Arabinose as a mucopolysaccharide component in human and animal brain tissue

Abstract

Lipid-extracted, proteinase-treated, and dialyzed homogenates of human brain were subjected to acidic resin hydrolysis. Paper chromatography of the hydrolyzate gave (besides spots of several hexuronic acids, galactose, glucose, mannose, and fucose) two pentose spots which had R f values of arabinose and xylose in three different solvent systems. Further investigations by independent methods to confirm the presence of an arabinose containing polymer gave the following results: (1) Chromatograms of the acetylated brain hydrolyzate showed spots indiscernible from those of the tetraacetate of authentic arabinose. (2) Partition chromatography of the hydrolyzate on a Celite column gave arabinose as a well-separated fraction.

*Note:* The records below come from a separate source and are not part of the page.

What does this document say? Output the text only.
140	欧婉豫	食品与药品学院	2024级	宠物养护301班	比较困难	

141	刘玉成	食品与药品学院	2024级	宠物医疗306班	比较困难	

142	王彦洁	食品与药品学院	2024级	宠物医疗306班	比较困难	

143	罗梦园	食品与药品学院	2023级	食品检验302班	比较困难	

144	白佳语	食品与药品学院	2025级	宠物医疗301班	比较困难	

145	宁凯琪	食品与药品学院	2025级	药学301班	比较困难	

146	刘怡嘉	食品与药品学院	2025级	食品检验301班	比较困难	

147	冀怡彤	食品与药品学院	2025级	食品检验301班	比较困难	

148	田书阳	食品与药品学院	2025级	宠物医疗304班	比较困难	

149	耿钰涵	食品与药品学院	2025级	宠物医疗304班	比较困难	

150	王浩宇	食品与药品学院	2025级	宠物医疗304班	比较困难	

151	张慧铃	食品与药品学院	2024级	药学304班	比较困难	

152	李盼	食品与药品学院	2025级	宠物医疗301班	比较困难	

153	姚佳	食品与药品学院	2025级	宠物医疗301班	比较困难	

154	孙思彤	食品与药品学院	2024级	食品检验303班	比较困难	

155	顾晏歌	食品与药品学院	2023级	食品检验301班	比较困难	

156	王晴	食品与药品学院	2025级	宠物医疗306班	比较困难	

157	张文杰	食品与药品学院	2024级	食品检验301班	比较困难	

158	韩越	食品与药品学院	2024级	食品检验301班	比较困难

The position of this fraction in the eluate was identical with that of known arabinose in a standard monosaccharide mixture fractionized by the same procedure. (3) Crystalline arabinose diphenylhydrazone and arabinose dichlorophenylhydrazone obtained from brain hydrolyzates were identical with analogous preparations obtained from known l-arabinose. The dichlorophenylhydrazone of brain arabinose depressed the melting point of the dichlorophenylhydrazone of authentic d-arabinose and did not depress the melting point of the analogous derivative prepared from authentic l-arabinose, indicating the presence of l-arabinose. (4) The presence of galacturonic acid in brain heteropolysaccharides was established by previous experiments. The possibility was excluded that the arabinose found was formed from this galacturonic acid by the hydrolytic procedure. Control experiments showed that the procedure used for hydrolysis does not convert galacturonic acid to arabinose. The investigated macromolecular brain fraction contains both galacturonic acid and arabinose residues. (5) The arabinose containing heteropolysaccharide fraction is precipitable with cetyl pyridinium bromide and contains, besides hexosamines and hexuronic acids, hexoses and amino acid residues.